Bangkok du XXI ième siècle |
Au rythme de nos déambulations, nous nous rendons compte à quel point nous sommes "à part" de la plupart des visiteurs venant directement en avion depuis leur pays d'origine. Ils passent du froid au chaud. De la ville à la plage. Du quotidien au dépaysement. Des humeurs grises aux "sourires" d'ici, de la morosité aux "full moon party". En général cela suffit à faire passer de bonnes vacances à 99% des touristes du monde. La deuxième raison de "passer de bonnes vacances" est de "tout payer pas cher". Voilà les buts premiers des touristes.
Bangkok au quotidien |
J'aurais envie de jouer mon Cyrano et de dire "Ha non c'est un peu court!"
Ne nous jetez pas la pierre, en Europe vous êtes abreuvés d'émissions et de reportages prônant les bienfaits d'un déménagement en Thaïlande, témoins à l'appui qui disent tous la même chose. Il n'y a pas eu, bizarrement de reportage sur ceux qui, inspirés par la télévision, et son flot d'images et de sons, sont revenus fissa dans leurs pénates, déçus des goûts de paradis : "trop chaud", "trop de moustiques" (avatars de tous les pays tropicaux!), "barrière de la langue INSURMONTABLE", "affluence touristique et autochtone", "pollution", saleté chronique, "disparition de la nature sous l'impulsion du lucre", "marre de se faire "arnaquer avec le sourire", "fossé entre les cultures". Voilà les arguments entendus et glanés ci et là.
Je vous rassure, tout n'est pas aussi noir.
Le massage s'installe dans la rue |
La Thaïlande n'est pas à compter dans les "pays pauvres" comme je le vois dans vos réactions sur le blog et la page FaceBook. La Thaïlande est un pays "émergeant" qui s'est complètement démarqué des pays en voie de développement. Elle est une sorte de "petite Suisse" de l'Asie (toutes proportions gardées, car selon les régions la population s'en sort plus ou moins bien). Ce pays n'a jamais subi la colonisation occidentale, il a échappé aux conflits d'Indochine et du Vietnam et reçu l'appui des Américains dans ces années confuses, ou la diplomatie a permis au grand frère à bannière étoilée d'installer sur la Thaïlande ses bases arrière de bombardiers qui ont détruit les pays voisins.

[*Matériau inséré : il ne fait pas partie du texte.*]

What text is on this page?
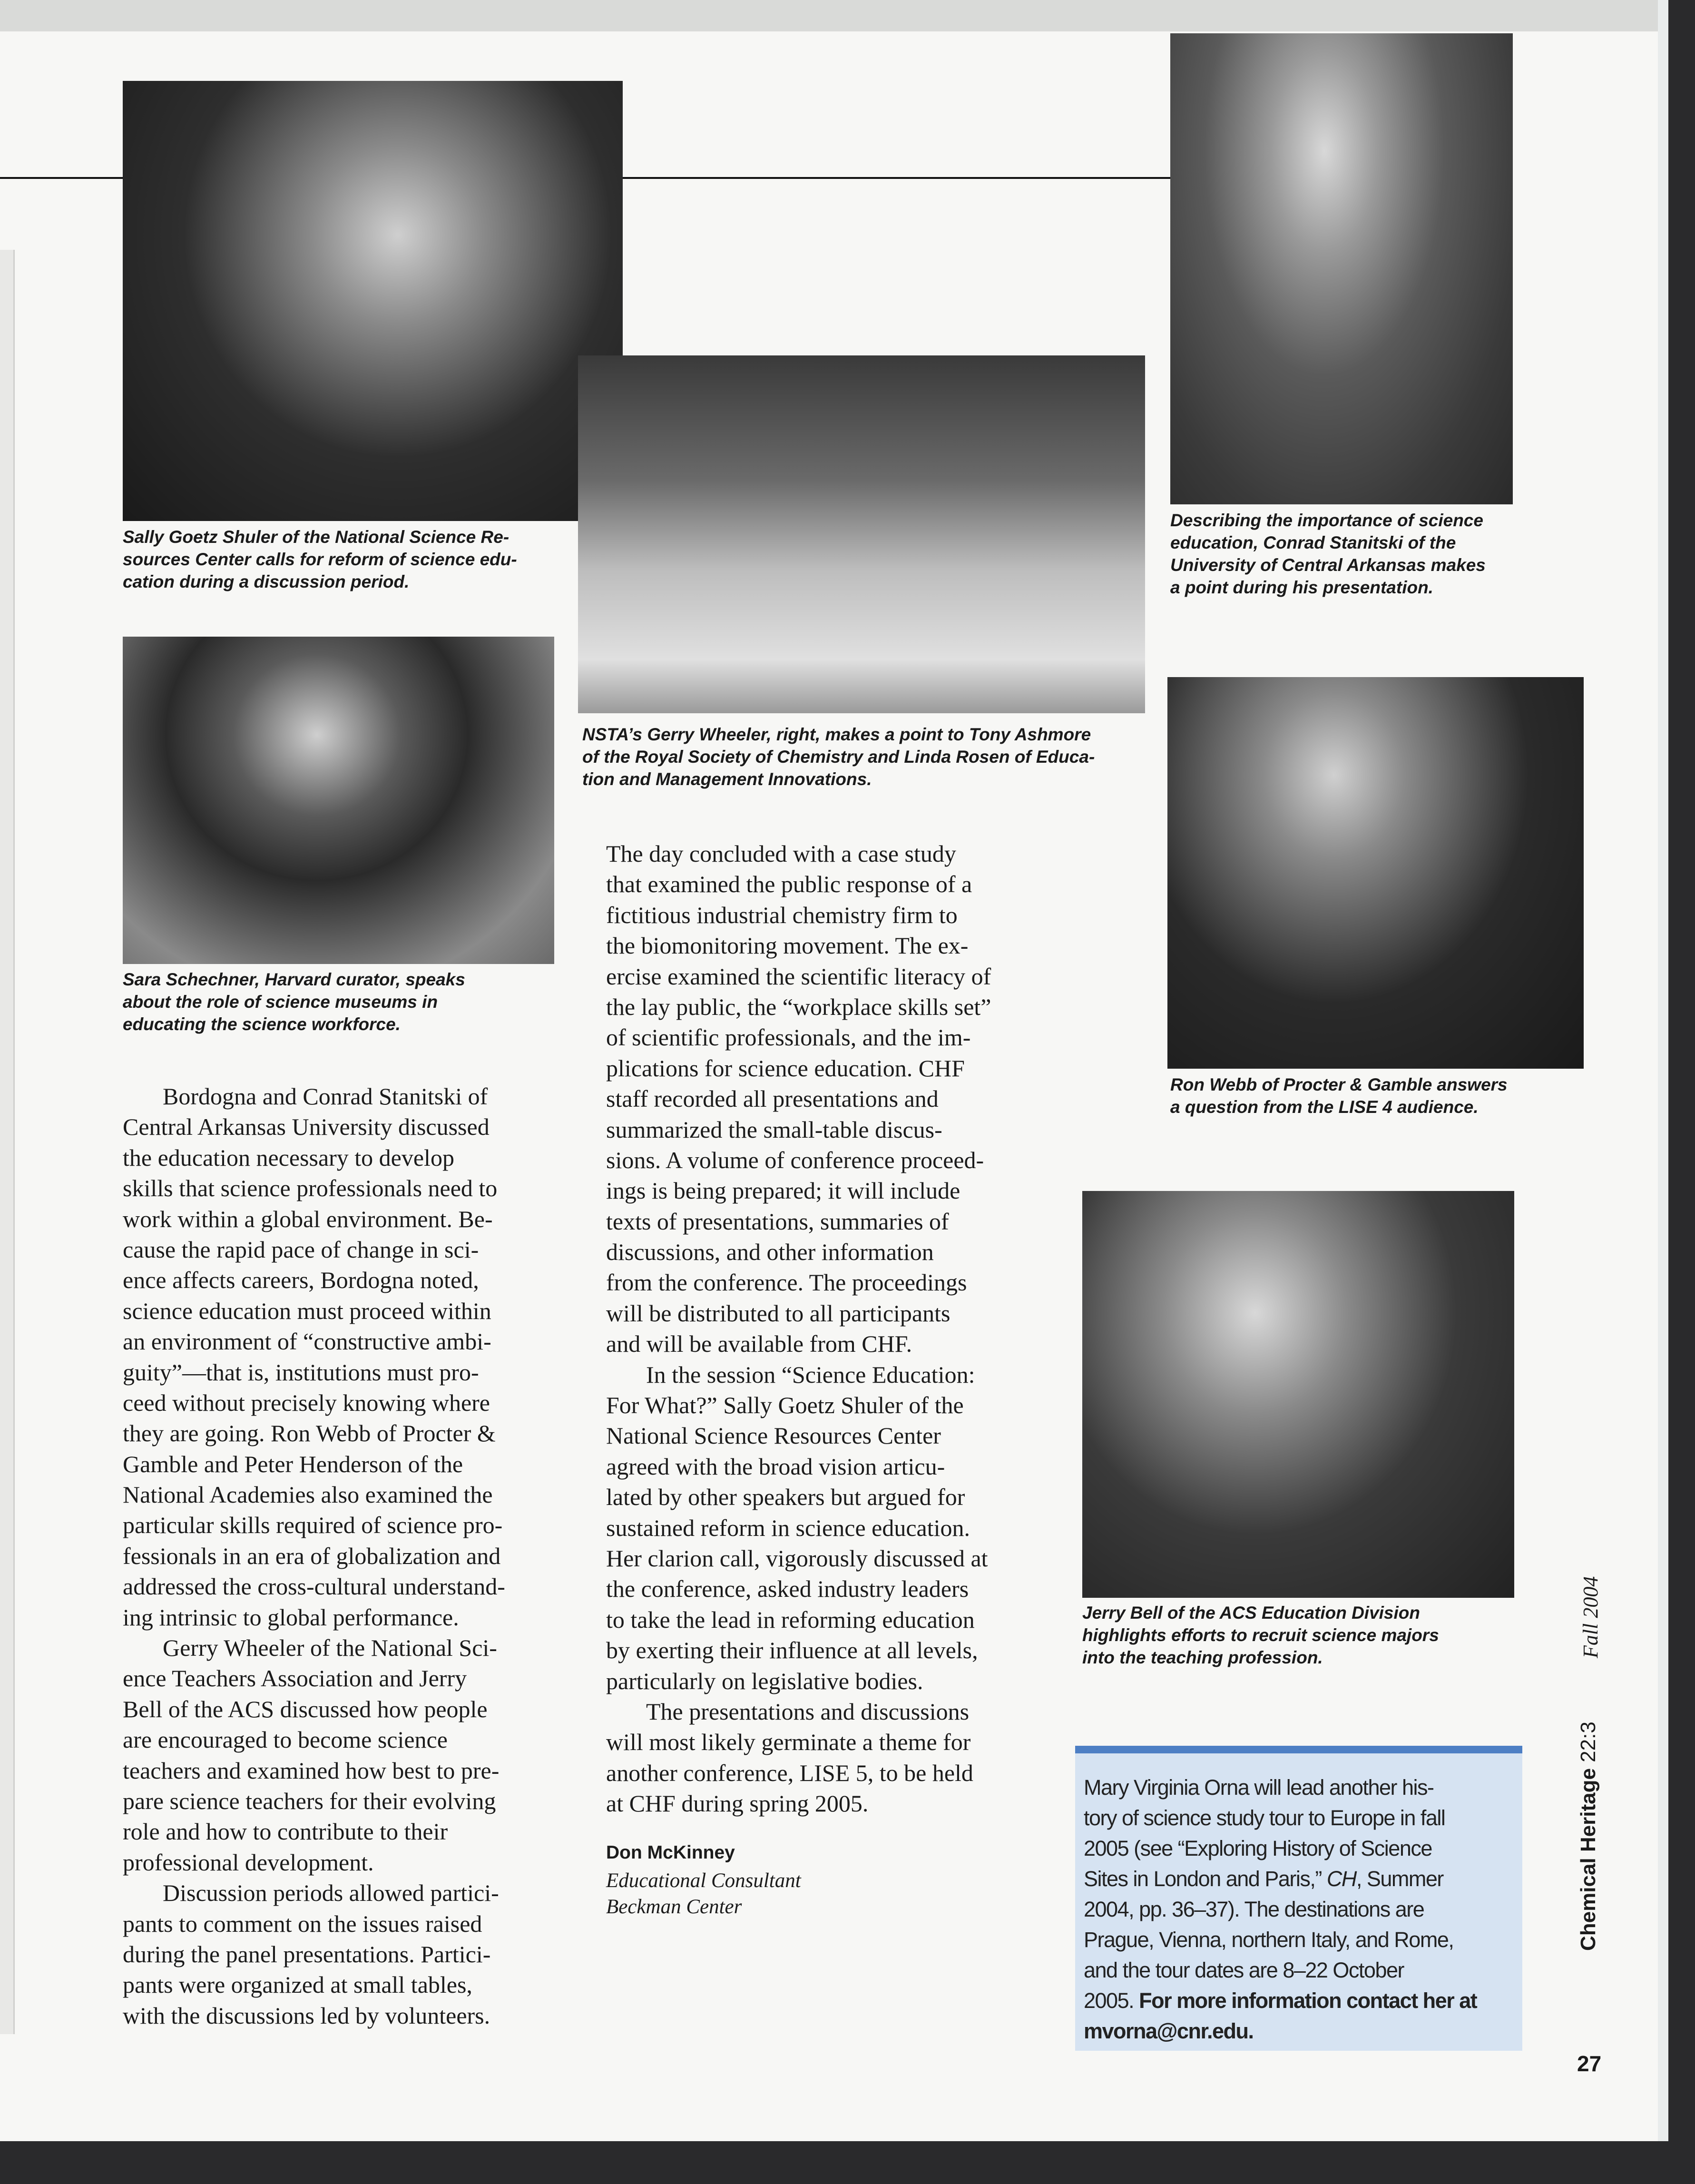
Sally Goetz Shuler of the National Science Re-
sources Center calls for reform of science edu-
cation during a discussion period.
NSTA’s Gerry Wheeler, right, makes a point to Tony Ashmore
of the Royal Society of Chemistry and Linda Rosen of Educa-
tion and Management Innovations.
Describing the importance of science
education, Conrad Stanitski of the
University of Central Arkansas makes
a point during his presentation.
Sara Schechner, Harvard curator, speaks
about the role of science museums in
educating the science workforce.
Ron Webb of Procter & Gamble answers
a question from the LISE 4 audience.
Jerry Bell of the ACS Education Division
highlights efforts to recruit science majors
into the teaching profession.
Bordogna and Conrad Stanitski of
Central Arkansas University discussed
the education necessary to develop
skills that science professionals need to
work within a global environment. Be-
cause the rapid pace of change in sci-
ence affects careers, Bordogna noted,
science education must proceed within
an environment of “constructive ambi-
guity”—that is, institutions must pro-
ceed without precisely knowing where
they are going. Ron Webb of Procter &
Gamble and Peter Henderson of the
National Academies also examined the
particular skills required of science pro-
fessionals in an era of globalization and
addressed the cross-cultural understand-
ing intrinsic to global performance.
Gerry Wheeler of the National Sci-
ence Teachers Association and Jerry
Bell of the ACS discussed how people
are encouraged to become science
teachers and examined how best to pre-
pare science teachers for their evolving
role and how to contribute to their
professional development.
Discussion periods allowed partici-
pants to comment on the issues raised
during the panel presentations. Partici-
pants were organized at small tables,
with the discussions led by volunteers.
The day concluded with a case study
that examined the public response of a
fictitious industrial chemistry firm to
the biomonitoring movement. The ex-
ercise examined the scientific literacy of
the lay public, the “workplace skills set”
of scientific professionals, and the im-
plications for science education. CHF
staff recorded all presentations and
summarized the small-table discus-
sions. A volume of conference proceed-
ings is being prepared; it will include
texts of presentations, summaries of
discussions, and other information
from the conference. The proceedings
will be distributed to all participants
and will be available from CHF.
In the session “Science Education:
For What?” Sally Goetz Shuler of the
National Science Resources Center
agreed with the broad vision articu-
lated by other speakers but argued for
sustained reform in science education.
Her clarion call, vigorously discussed at
the conference, asked industry leaders
to take the lead in reforming education
by exerting their influence at all levels,
particularly on legislative bodies.
The presentations and discussions
will most likely germinate a theme for
another conference, LISE 5, to be held
at CHF during spring 2005.
Don McKinney
Educational Consultant
Beckman Center
Mary Virginia Orna will lead another his-
tory of science study tour to Europe in fall
2005 (see “Exploring History of Science
Sites in London and Paris,” CH, Summer
2004, pp. 36–37). The destinations are
Prague, Vienna, northern Italy, and Rome,
and the tour dates are 8–22 October
2005. For more information contact her at
mvorna@cnr.edu.
Fall 2004
Chemical Heritage 22:3
27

Bangkok moderne et fleuve Chao Praya |
Nous sommes au "pays des mille sourires" prôné par les agences de voyages. Une caricature aussi grosse que si je vous disais : "La France est le pays des râleurs". Autant pour moi... mauvais exemple (!)
Costume traditionnel |
Voici donc un des rares pays, où j'ai été frustrée de ne pouvoir communiquer autrement qu'avec un billet de 100 baths à la main. Depuis dix ans, même au coeur de populations ne pratiquant que leur langue vernaculaire, nous sommes arrivés à établir de véritables contacts, des échanges de point de vue, à apprendre une autre manière d'envisager le quotidien, à comprendre le monde au travers de leur regard, à percevoir ce qu'ils pensent de l'étranger. Ici, je ne suis pas parvenue à traverser le mur. Ils sont restés imperméables. Et moi qui suis une vraie éponge à émotions, je me suis littéralement desséchée. Ce n'est pas de leur faute... c'est simplement une sorte "d'incompatibilité".
Hors Bangkok on dialogue par signes |
Nous avons vécu dans notre monde de "visiteurs" et eux, dans le leur au sein de leur pays, sans possibilité de partage. Sans doute un choix, pour eux, à respecter.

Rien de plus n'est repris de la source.